In Nicaragua, World Vision has distributed emergency aid to eight communities, with an additional 1,000 families expected to receive hygiene kits, food, blankets and mosquito nets.
Hurricane Iota made landfall around 15 miles south of where Hurricane Eta made landfall two weeks earlier, according to the National Hurricane Center, a division of the National Oceanic and Atmospheric Administration.
Eric Blake, a hurricane specialist with the NHC, described Iota as a “catastrophic situation unfolding for northern Honduras with an extreme storm surge of 15- to 20-foot forecast along with destructive winds and potentially 30 inches of rainfall.”
Jorge Galeano, national director of World Vision in Honduras and Guatemala, warned that the impact from Hurricane Iota will “worsen already extreme survival conditions.”
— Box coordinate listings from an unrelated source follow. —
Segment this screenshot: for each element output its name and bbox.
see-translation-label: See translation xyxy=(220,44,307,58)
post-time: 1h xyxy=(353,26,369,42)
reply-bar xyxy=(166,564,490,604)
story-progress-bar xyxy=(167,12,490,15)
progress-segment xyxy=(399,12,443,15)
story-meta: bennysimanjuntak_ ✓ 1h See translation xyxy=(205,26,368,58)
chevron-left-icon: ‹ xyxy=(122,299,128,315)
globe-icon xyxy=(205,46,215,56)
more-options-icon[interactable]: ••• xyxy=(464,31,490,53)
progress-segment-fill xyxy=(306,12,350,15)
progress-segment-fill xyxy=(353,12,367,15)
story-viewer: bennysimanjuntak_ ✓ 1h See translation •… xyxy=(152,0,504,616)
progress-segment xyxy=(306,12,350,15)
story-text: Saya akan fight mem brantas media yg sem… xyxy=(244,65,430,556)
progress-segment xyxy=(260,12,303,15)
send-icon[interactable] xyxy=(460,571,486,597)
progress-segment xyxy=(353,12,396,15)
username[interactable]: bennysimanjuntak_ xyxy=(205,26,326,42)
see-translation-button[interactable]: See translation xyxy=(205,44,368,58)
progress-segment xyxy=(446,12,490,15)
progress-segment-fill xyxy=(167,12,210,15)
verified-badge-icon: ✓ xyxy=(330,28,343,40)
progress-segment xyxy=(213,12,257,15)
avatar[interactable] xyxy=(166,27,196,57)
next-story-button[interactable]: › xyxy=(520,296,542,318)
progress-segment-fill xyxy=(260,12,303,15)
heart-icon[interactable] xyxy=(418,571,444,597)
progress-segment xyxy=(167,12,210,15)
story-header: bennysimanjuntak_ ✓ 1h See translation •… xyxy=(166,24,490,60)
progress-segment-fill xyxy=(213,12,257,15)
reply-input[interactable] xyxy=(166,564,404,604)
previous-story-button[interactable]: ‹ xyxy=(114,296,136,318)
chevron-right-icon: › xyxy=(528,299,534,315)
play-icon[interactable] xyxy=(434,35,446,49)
“The soil is already saturated, a mild increase in precipitations could be lethal and cause more flooding and landslides,” added Jose Nelson Chavez, World Vision’s regional adviser on emergencies. “World Vision is supporting temporary shelters and vulnerable communities in Honduras, Nicaragua, Guatemala, El Salvador, and Costa Rica.”
The humanitarian group has regional supplies in Panama, a central American country rarely hit by hurricanes. Supplies housed in Panama include “blankets, tarps, mosquito nets, water purification tablets, and Hygiene kits.”